Indian Government should more directly confront the problem. It should demand that Beijing shut down the state-backed hackers. If it does not do so, all electronic goods imported should be slowly weeded off. A diplomatic discussion not only on actual physical borders but on cyber borders should also be taken.
Cyber Command of India should be established with complete staff at all ranks to be technical. “Bharat Firewall” – a firewall policy and actual firewall should be developed for controlling and monitoring all illegal Internet traffic in and out of India. Government should start allocating money in the annual budget towards research in the field of cyber security, cyber weapons and cyber law.
Chinese incursions on Indian Cyber Territory should be discussed in Flag meetings, secretary-level meetings and ministerial-level meetings. Such incursions should be strongly condemned even at ASEAN, SAARC and UN meets. Electronic evidences should be collected and preserved to support such move.

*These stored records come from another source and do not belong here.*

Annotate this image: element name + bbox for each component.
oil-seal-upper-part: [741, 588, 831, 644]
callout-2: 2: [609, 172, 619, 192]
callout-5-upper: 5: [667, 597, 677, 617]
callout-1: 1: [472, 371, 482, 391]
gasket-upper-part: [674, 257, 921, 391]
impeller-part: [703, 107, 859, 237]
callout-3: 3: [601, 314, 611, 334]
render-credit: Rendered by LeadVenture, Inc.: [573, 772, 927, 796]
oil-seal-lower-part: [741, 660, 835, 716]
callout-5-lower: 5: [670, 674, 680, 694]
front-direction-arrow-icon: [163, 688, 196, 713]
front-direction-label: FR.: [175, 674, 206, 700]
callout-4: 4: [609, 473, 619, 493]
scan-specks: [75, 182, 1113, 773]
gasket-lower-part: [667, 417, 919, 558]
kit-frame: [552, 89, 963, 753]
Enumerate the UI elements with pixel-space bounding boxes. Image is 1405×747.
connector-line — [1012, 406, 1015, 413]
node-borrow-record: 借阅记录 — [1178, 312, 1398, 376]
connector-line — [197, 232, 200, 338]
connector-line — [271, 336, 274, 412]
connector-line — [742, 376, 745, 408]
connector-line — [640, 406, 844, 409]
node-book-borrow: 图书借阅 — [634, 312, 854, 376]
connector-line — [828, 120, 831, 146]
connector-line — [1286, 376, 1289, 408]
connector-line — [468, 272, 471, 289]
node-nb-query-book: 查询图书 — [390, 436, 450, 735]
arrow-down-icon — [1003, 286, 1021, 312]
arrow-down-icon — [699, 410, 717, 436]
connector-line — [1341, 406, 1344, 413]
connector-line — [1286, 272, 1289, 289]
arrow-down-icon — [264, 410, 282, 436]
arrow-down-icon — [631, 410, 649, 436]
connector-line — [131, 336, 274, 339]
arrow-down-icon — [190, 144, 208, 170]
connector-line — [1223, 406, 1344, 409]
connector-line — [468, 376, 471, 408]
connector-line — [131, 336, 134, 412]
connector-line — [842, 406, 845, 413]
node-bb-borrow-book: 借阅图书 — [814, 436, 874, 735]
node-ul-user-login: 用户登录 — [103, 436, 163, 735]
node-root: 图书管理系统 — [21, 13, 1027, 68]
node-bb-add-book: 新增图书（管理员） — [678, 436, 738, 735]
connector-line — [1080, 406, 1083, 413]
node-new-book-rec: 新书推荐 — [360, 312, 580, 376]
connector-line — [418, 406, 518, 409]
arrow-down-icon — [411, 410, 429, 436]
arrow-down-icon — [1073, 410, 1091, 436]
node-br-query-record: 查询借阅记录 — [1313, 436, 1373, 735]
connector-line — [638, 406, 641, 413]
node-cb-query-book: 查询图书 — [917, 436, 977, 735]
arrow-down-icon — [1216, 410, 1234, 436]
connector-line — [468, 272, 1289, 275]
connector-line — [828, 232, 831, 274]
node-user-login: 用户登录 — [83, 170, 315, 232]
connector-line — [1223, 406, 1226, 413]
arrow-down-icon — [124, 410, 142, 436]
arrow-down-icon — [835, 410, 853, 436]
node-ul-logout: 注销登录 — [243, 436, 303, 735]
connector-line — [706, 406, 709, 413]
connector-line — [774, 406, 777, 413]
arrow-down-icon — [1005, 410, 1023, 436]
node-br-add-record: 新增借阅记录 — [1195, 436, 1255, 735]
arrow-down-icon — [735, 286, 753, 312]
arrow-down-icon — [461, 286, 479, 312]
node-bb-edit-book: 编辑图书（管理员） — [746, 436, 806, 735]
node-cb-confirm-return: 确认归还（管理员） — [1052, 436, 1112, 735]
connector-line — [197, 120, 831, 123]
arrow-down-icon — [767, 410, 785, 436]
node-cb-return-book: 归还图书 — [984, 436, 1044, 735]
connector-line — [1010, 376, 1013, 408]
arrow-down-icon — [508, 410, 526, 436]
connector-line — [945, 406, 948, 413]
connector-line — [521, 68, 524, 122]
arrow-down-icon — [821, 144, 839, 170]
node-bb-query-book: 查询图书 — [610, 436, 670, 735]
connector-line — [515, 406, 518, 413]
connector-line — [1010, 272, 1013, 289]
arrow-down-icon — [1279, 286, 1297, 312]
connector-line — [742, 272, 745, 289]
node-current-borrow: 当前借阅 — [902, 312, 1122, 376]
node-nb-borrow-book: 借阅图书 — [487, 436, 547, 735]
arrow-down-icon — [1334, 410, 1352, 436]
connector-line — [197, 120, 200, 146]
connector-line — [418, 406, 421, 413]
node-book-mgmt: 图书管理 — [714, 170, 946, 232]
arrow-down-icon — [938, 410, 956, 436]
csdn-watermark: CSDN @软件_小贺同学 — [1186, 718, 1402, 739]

Not only cyber boundaries in cyber space but cyber infrastructure including the Fibre Optics back bone of India and complete telecommunication infrastructure with other internet carriers should be protected.
Telecommunication networks and Internet carriers of certain departments or organisations such as Power Grid Corporation of India, Water supply departments, Dams, Airports, PMO office, Defence Ministry, etc. should be quarantined.
The author is President, Cyber Law Consulting.